In this case, the limited partners of an Iowa limited liability partnership (LLP) that was engaged in farrowing and raising hogs, claimed that the buy-sell agreement that was incorporated into the limited partnership agreement required the partnership to repurchase their units once they issued a “dissociation notice” to the limited partnership- even if the partnership declared an “impairment circumstance.” However, the partnership argued that an “impairment circumstance” suspended the partnership’s obligation to purchase the limited partners ownership interests. 
  
The entity’s partnership agreement stated that a partner who gave a “dissociation notice” would be permitted to withdraw, but would be liable to the partnership for any damages caused by the withdrawal. The buy-sell agreement that was incorporated into the limited partnership agreement expressly provided that the partnership was “obligated” to buy out the limited partners’ ownership interest under certain circumstances.  If there was an “impairment circumstance,” the LLP was required to provide written notice of that circumstance to an “affected partner.” 

In 2008, the limited partners issued the required “dissociation notice.” One week later, the LLP declared an “impairment circumstance” and refused to honor the dissociation. Thus, the limited partners asked the trial court to issue a declaration that the LLP was obligated to purchase its units under the buy-sell agreement. The trial court sided with the LLP and stated that after a “clear reading” of the partnership and buy-sell agreement, the LLP was not obligated to honor the “dissociation notice” until 30 days after the “impairment circumstance” ended. According to the trial court, the general partners were to use their best “business judgment” to ascertain the end of the impairment. 

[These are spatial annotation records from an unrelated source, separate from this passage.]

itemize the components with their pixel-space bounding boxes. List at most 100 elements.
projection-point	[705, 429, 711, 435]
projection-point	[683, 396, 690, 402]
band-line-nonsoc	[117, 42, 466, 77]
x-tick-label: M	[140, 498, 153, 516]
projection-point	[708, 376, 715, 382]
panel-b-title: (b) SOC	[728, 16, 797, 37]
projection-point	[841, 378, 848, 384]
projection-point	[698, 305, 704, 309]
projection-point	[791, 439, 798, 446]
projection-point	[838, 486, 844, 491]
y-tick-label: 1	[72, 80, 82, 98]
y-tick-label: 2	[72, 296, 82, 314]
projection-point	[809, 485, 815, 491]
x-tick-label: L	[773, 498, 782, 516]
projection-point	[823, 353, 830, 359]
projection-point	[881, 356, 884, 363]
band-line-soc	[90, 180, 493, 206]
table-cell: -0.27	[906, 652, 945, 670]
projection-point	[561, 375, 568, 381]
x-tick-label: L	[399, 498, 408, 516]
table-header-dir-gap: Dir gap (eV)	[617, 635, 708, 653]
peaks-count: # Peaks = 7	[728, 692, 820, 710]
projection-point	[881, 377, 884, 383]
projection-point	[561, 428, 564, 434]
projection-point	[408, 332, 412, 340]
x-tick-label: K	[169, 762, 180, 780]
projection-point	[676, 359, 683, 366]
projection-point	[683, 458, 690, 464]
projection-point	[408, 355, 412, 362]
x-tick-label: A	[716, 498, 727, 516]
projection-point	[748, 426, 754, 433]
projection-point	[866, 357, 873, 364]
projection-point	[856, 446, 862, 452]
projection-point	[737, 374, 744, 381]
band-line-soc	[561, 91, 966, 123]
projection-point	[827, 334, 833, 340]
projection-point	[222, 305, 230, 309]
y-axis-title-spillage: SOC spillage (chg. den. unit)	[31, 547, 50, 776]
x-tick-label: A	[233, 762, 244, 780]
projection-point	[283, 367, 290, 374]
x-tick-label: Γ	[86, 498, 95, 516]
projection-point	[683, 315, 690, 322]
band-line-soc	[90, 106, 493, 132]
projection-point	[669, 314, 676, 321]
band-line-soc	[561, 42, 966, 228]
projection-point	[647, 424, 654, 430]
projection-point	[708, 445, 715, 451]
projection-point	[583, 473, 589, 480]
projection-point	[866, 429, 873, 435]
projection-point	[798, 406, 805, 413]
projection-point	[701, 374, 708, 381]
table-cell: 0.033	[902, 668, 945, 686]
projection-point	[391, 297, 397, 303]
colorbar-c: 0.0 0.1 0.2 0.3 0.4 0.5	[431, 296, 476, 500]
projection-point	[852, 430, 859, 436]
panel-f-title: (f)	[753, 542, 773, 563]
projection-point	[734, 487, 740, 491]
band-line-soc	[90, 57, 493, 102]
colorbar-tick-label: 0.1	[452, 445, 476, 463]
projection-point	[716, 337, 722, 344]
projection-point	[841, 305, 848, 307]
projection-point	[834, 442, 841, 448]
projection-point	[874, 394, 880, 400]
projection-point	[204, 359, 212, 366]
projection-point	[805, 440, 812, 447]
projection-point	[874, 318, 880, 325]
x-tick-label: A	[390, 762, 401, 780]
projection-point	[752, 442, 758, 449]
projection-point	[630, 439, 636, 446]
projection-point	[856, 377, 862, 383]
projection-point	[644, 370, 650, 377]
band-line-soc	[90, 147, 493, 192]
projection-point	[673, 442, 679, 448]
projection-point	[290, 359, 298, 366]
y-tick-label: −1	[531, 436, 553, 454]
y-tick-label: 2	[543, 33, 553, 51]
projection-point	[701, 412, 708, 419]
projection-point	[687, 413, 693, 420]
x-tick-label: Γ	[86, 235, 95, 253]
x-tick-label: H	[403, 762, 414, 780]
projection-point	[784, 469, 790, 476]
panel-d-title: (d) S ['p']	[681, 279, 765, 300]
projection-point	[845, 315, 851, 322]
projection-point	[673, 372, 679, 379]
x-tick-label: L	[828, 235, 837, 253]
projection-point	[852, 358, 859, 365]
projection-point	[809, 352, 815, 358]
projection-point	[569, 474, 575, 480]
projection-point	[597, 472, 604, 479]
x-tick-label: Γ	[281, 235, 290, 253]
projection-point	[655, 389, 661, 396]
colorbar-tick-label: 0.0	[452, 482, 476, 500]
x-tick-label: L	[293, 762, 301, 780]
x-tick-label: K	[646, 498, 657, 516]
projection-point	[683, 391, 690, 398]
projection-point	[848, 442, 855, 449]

The limited partners appealed and the appellate court reversed, finding that the LLP’s obligation to purchase was subject to a determination that “it would not materially impair or adversely affect the partnership’s finances.” Thus, the obligation to purchase the limited partners’ shares remained, even if payment for the shares was suspended for a time. 

This case demonstrates the need for every entity to have a carefully drafted partnership or operating agreement and further demonstrates the need for all involved to understand their obligations under the agreement. Craton Capital L.P. v. Natural Pork Production II, L.L.P., No. 0-887/10-0680, 2011 Iowa App. LEXIS 72 (Iowa Ct. App., Feb. 9, 2011).